Delete on directory with symlinks considered harmful

Hi,

If one uses a delete action to remove a directory containing symlinks, the files the symlink are pointing to a removed, too. This violates the principle of least surprise.

Please see this build.gradle. It removes testDir/file. Please consider what is happening, if one places a symlink pointing to “/” into toRemoveDir instead? (Hint: Don’t try).

task demo << {
   delete('testDir')
   delete('toRemoveDir')

   mkdir('testDir')
   new File('testDir/file').write('anythingi\n')


   mkdir('toRemoveDir')
   exec {
     workingDir '.'
     commandLine "ln -s ../testDir toRemoveDir/testLink".split()
   }

   // show testDir
   exec {
     workingDir '.'
     commandLine "ls -lR testDir".split()
   }

   delete('toRemoveDir')

   // expected: 'toRemoveDir is removed (o.k)
   // but actually testDir/file has been removed !!
   exec {
     workingDir '.'
     commandLine "ls -lR testDir".split()
   }
}

Looking at the source code of ./subprojects/core/src/main/groovy/org/gradle/api/internal/file/copy/DeleteActionImpl.java
(doDelete): It follows symlinks and deletes everything on its way.

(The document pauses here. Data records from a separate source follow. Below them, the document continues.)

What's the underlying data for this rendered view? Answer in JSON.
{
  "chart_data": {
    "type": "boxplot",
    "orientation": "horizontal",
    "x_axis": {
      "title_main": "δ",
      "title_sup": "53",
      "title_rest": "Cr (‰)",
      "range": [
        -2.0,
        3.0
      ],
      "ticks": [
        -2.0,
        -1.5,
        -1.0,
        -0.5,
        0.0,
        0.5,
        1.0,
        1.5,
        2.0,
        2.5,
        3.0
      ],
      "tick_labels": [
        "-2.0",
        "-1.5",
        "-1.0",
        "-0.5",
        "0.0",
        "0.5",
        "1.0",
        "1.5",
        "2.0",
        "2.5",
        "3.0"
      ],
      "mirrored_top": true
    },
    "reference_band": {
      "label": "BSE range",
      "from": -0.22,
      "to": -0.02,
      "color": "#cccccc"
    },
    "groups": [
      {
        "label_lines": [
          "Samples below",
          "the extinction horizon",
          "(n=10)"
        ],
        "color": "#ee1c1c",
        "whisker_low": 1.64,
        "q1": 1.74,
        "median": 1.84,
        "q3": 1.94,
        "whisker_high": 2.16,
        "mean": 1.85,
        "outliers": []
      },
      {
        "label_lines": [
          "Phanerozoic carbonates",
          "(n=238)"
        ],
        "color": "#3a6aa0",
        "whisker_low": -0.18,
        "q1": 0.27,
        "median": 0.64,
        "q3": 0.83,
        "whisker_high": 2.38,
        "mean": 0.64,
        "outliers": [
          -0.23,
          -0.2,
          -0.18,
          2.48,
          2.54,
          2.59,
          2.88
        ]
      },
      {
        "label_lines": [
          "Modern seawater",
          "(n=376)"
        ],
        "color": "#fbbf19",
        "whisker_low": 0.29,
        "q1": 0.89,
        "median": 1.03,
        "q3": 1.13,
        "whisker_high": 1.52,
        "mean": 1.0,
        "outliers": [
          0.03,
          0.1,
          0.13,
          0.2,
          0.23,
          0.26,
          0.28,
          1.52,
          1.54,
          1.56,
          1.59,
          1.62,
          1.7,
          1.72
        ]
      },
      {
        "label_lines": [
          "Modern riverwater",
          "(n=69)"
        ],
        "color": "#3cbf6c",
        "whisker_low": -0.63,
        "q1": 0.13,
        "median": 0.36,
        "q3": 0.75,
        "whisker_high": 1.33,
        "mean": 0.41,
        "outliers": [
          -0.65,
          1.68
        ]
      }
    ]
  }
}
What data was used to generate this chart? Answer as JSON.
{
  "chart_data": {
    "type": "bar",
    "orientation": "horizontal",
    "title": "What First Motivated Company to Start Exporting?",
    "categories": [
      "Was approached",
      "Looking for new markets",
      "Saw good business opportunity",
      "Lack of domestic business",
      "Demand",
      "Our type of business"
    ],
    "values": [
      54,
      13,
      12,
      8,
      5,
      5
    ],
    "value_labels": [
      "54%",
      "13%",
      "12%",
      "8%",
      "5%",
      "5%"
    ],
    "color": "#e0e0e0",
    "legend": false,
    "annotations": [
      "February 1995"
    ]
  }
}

Gradle should use the java.nio.file.Files isSymlink() method to detect symlinks.

There is an open pull request to change the default behavior here to not follow symlinks. The intent is to get this included in Gradle 2.13.

Sorry, the patch is IMHO plain overkill.
Nobody wants to restore the broken behavior of deleting Files following Symlinks, since everything can happen.